“What’s your greatest weakness” is one of the most common interview questions in existence – and one of the most despised. This question often feels like a trap – there are so many ways to answer it poorly. Let’s look at the most common mistakes people make with this question.
“I don’t really have any weaknesses. I’m basically an all-around solid employee.”
How this hurts you: This seems like a great answer at first – you’re perfect! There’s no downside to hiring you! In practice, though, it makes you seem arrogant, devoid of self-awareness, and resistant to constructive criticism.
“My biggest weakness is that I can be a little lazy sometimes. So, if I don’t have a boss breathing down my neck, I might just goof off for several hours.”
How this hurts you: Some people feel that honesty is always the best policy, but as you can see from this answer, that’s not the case in job interviews. You should not be unflinchingly honest with your flaws – you’re supposed to be selling your best self.
“My greatest weakness is perfectionism. I’m devoted singlemindedly to doing the best job I can. Sometimes I work myself a little too hard, but it’s only because I care so darn much.”
How this hurts you: This answer tries to disguise a strength as a weakness. This approach fails on three levels. First, it fails because it is the stock answer which they’ve heard a million times. Second, it fails because it doesn’t actually answer the question – hard work is not a weakness, and they won’t be fooled. Third, it fails because it smacks of insincerity.
“My greatest weakness is that I tend to procrastinate on complex tasks. I always get my work completed by the deadline, but sometimes it takes longer than it needs to.”
How this hurts you: This one comes so close to getting it right – you’ve identified a genuine weakness, but one that’s not debilitating, and you’ve avoided coming across as conceited or dishonest. Yet it still might hurt you, because the hiring manager might worry about how much this weakness will affect your job performance.
So How Do You Answer This Question?
It almost seems like there is no good way to answer this question – but rest assured, there is! Anytime an interview question stumps you, it can be helpful to think about things from the hiring manager’s perspective. This can help you figure out what kind of answer they might be looking for.
Why do they ask this question? Because no one is perfect, and improving your weaknesses is a crucial part of becoming a great employee. Hiring managers ask this question because, on a surface level, they want to know if you have any major flaws which would make you a liability for the company. Beyond that, they want to make sure that you are humble and self-aware enough to identify your shortcomings. But even that isn’t enough – what good is it to know that you’re bad at something, if you make no effort to improve?

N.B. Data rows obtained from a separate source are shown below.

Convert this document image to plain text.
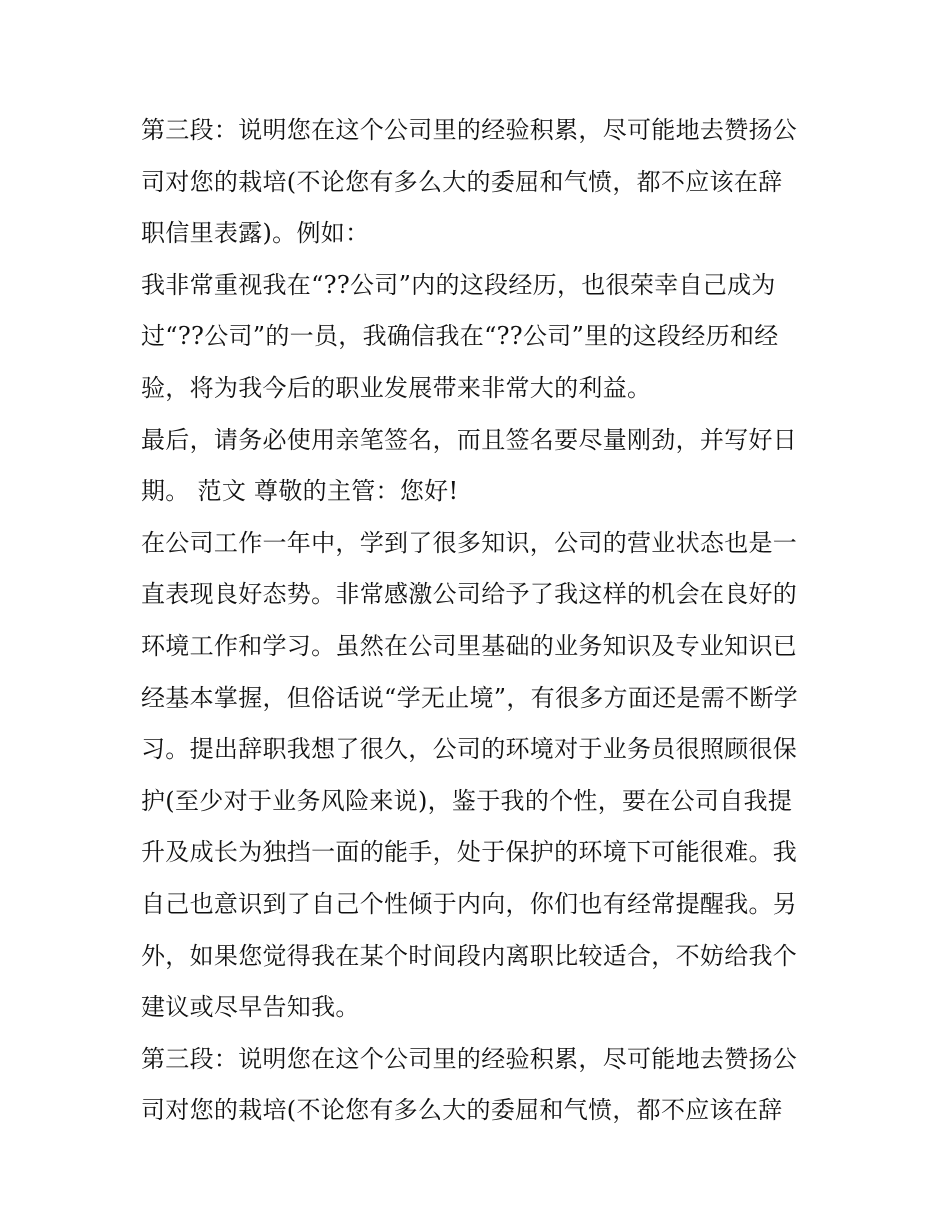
第三段：说明您在这个公司里的经验积累，尽可能地去赞扬公
司对您的栽培(不论您有多么大的委屈和气愤，都不应该在辞
职信里表露)。例如：
我非常重视我在“??公司”内的这段经历，也很荣幸自己成为
过“??公司”的一员，我确信我在“??公司”里的这段经历和经
验，将为我今后的职业发展带来非常大的利益。
最后，请务必使用亲笔签名，而且签名要尽量刚劲，并写好日
期。 范文 尊敬的主管：您好!
在公司工作一年中，学到了很多知识，公司的营业状态也是一
直表现良好态势。非常感激公司给予了我这样的机会在良好的
环境工作和学习。虽然在公司里基础的业务知识及专业知识已
经基本掌握，但俗话说“学无止境”，有很多方面还是需不断学
习。提出辞职我想了很久，公司的环境对于业务员很照顾很保
护(至少对于业务风险来说)，鉴于我的个性，要在公司自我提
升及成长为独挡一面的能手，处于保护的环境下可能很难。我
自己也意识到了自己个性倾于内向，你们也有经常提醒我。另
外，如果您觉得我在某个时间段内离职比较适合，不妨给我个
建议或尽早告知我。
第三段：说明您在这个公司里的经验积累，尽可能地去赞扬公
司对您的栽培(不论您有多么大的委屈和气愤，都不应该在辞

Pretend that instead of asking you, “What’s your greatest weakness?”, they asked, “Tell me about how you overcame your greatest weakness.” Identify a weakness that you’ve struggled with in the past, but focus most of your answer on the efforts you’ve made to overcome this weakness, and the improved result. Use the STAR formula to structure your answer.
“My greatest weakness is a natural tendency to procrastinate on complex tasks. I’ve always gotten my work done by the deadline, but sometimes it’s taken longer than it had to. Last year, I realized how much my inefficiency bothered me, so I took a time management webinar, and afterwards I went to the library and checked out three books on procrastination. I learned lots of helpful tips and strategies, including a new way of writing to-do lists so that I don’t get overwhelmed by large projects. Since I implemented these strategies, my project completion rate has gotten much better.”
One last hidden trap
Choose your weakness carefully. Do not pick a weakness that is crucial to the job duties at hand. For example, if you’re applying for a position as an accountant, don’t say, “My greatest weakness is that I used to be really uncomfortable with numbers.” No matter how great a story you can spin about overcoming your discomfort with numbers, they will not hire you as an accountant.